During a tour of the West Elk Mine in Somerset last year, the company’s vice-president, Jim Cooper, pointed to a part of the map where he hoped the mine could expand. “For this little bit here, we don’t even have to be on the surface. That’s not going to increase our production levels,” he said.
However some surface activity would be necessary in the Springhouse Park IRA in order to drill holes that vent methane, a highly volatile gas that is released during the coal mining process, and keep the miners below safe.
Cooper said during the Bush administration, the mine had applied for access to the IRA to drill the holes and permission was granted. When the Ninth Circuit Court of Appeals made its decision to return the rule to its Clinton-era form, access was again denied.

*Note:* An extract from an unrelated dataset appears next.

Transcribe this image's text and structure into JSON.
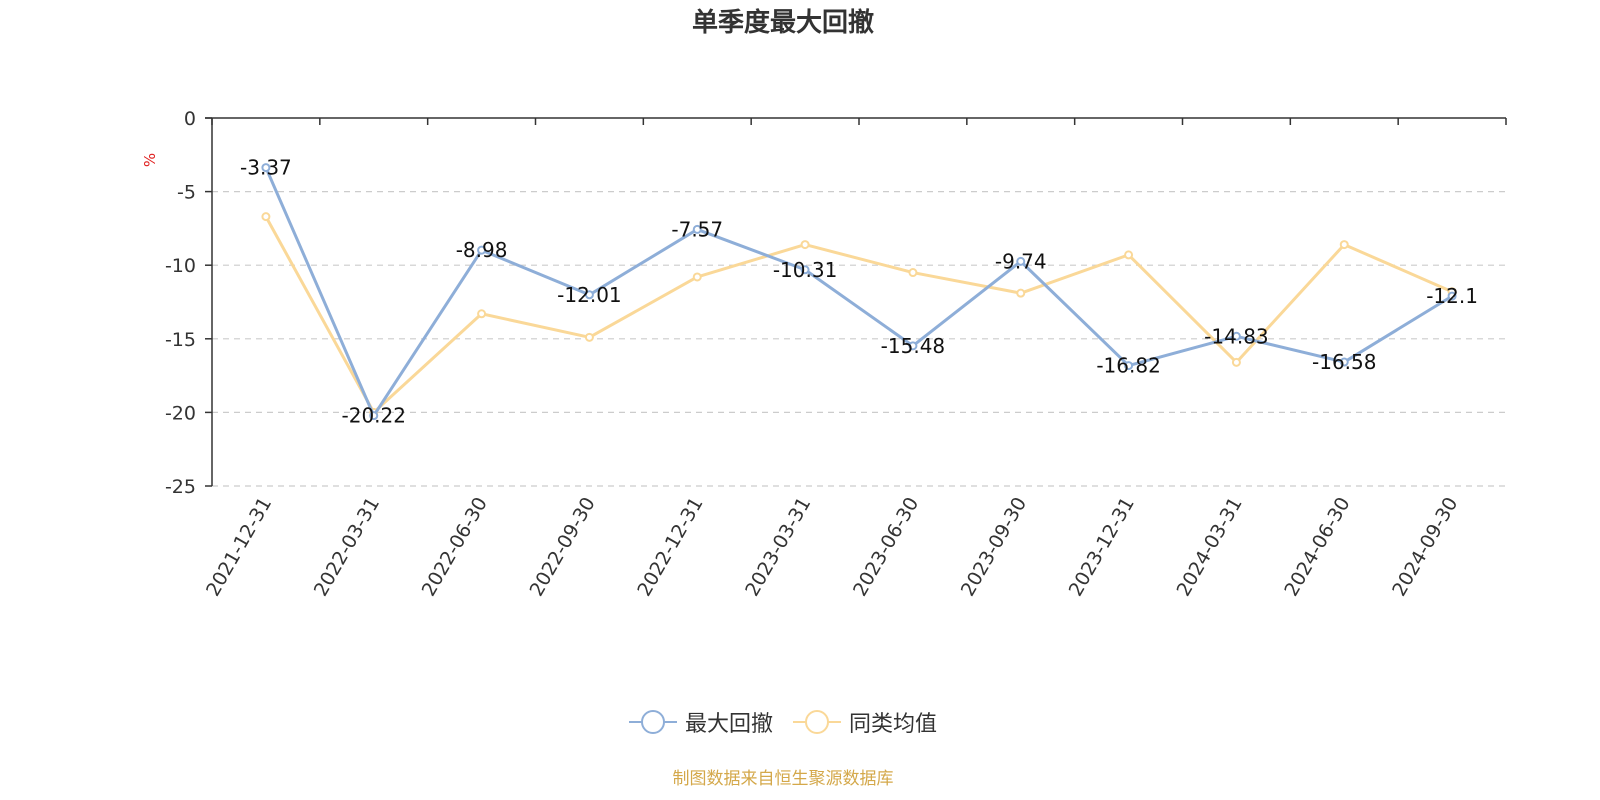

Now the mine is facing the same trouble in two areas it had hoped to expand into at the end of last year, areas that are also in the Springhouse Park IRA.
Such a blow to the operation means that the mine might have to stop operations before the end of the current mining plan in 2014-2016. Cooper said at the time that waiting for a different political atmosphere to appeal the decision could be the mine’s best hope for expansion, but that waiting can be expensive for a mine with an operational cost of $400,000 per day.
If the mine were to stop operating four years early, it would disassemble its operation and go elsewhere, Cooper says, leaving a gaping whole in the county’s tax base.
The roadless rule being negotiated between DNR and the U.S. Forest Service would try to find some middle ground between environmental conservation and the economic benefit derived from large industries that rely on the National Forest system.
According to the DNR, the purpose of creating a roadless rule of its own is “to provide, within the context of multiple use management, state-specific direction for the protection of roadless areas on National Forest System lands in Colorado.”
But not everyone thinks the 2001 Roadless Rule is flawed.
“We support the 2001 Roadless Rule,” says High Country Citizens’ Alliance Executive Director Dan Morse. “As a rule it provides all of the protections for roadless areas that we think are important. That is the rule in effect now and we think it will be in effect when this is finished.”
Morse said he thought the dangers of methane in underground mines could be addressed under the 2001 Roadless Rule with a little creativity.
“We don’t want to endanger miners at all,” he said. “The safety of miners can be dealt with under the 2001 rule without just carving those areas out of the roadless inventory. It’s really more a question of if there could be impact on certain coal mines and certain portions of the coal mines.”
No date has been set for when the USDA directive might be lifted and a new, comprehensive roadless rule will be enacted. Miners in the North Fork Valley will still be going to work on Monday.